Triview Molecular Representation Learning Combined with Multitask Optimization for Enhanced Molecular Property Prediction

In molecular property prediction tasks, most methods rely on single-view representations, such as simplified molecular input line entry system (SMILES) strings. Some scholars have attempted to combine two graphical views for joint representation purposes, such as SMILES and molecular graphs, but few have utilized three or more graphical views for molecular representation. Additionally, these methods typically extract features through pretraining models and then fine-tune them for specific tasks. This type of approach is not suitable for tasks with limited data and fails to fully leverage the correlations between tasks. To improve molecular representations, we propose a method that integrates traditional molecular representation learning by combining molecular sequences, molecular graphs, and molecular images. We design three different encoders to extract three graphical views of the same features from a molecule and use contrastive learning to align these views.

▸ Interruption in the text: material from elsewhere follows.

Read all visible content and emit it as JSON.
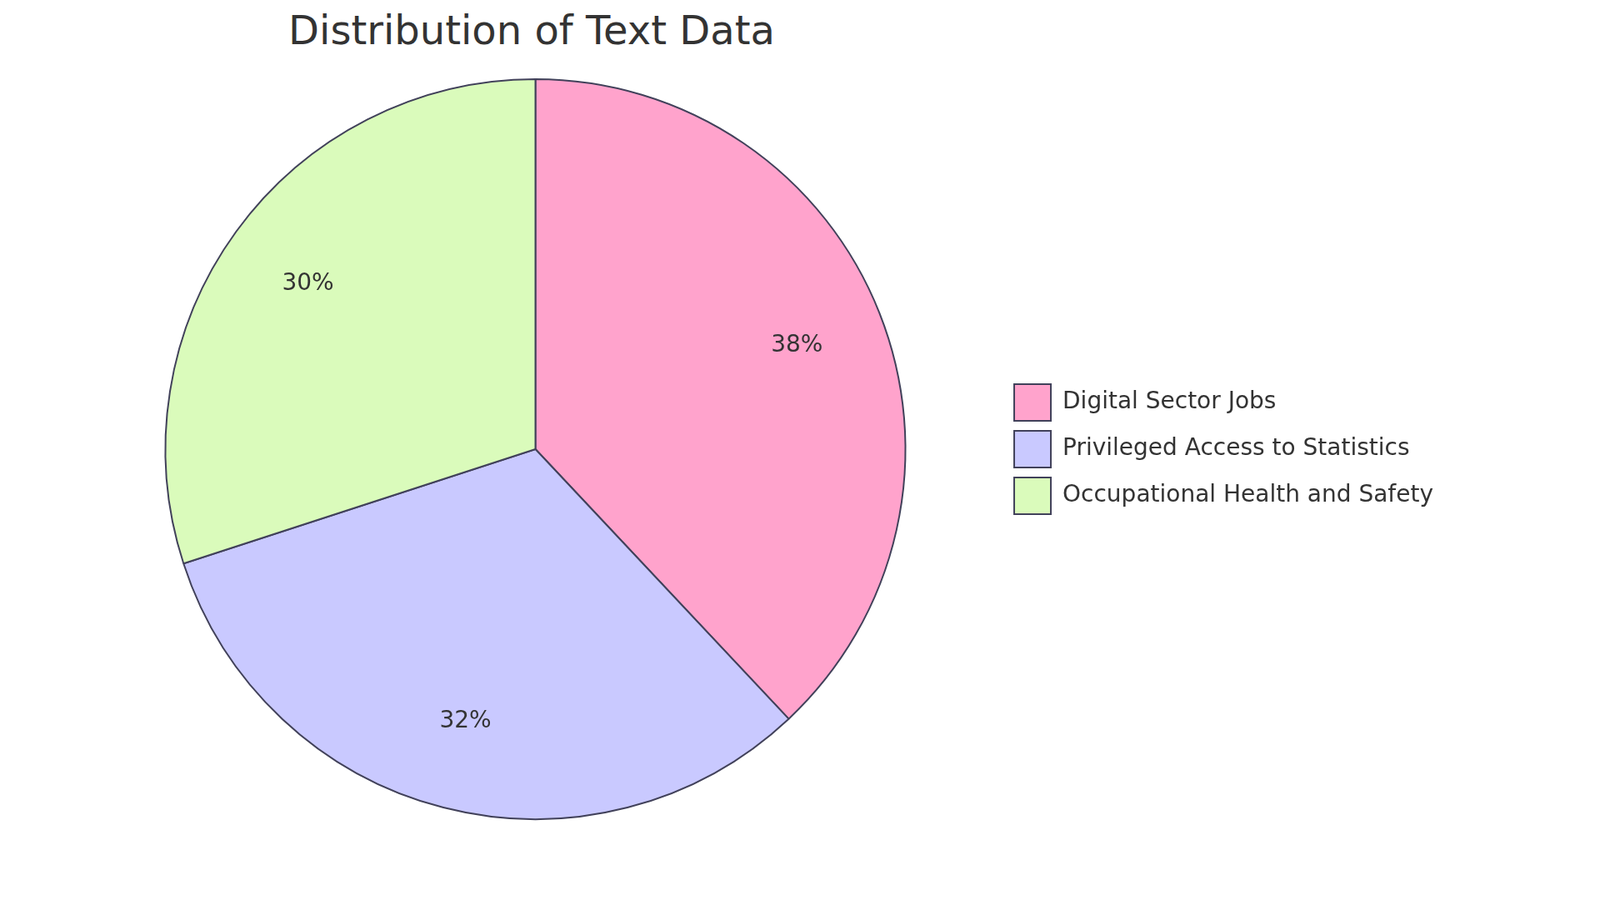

Moreover, we adopt a multitask optimization strategy that effectively utilizes the shared information and correlations between tasks, thereby improving the generalizability and predictive performance of the model. Finally, we use low-rank adaptation (LoRA) fine-tuning for specific tasks to further improve the output prediction results. The experimental results show that this method enhances the accuracy and robustness of molecular property prediction across multiple benchmark data sets.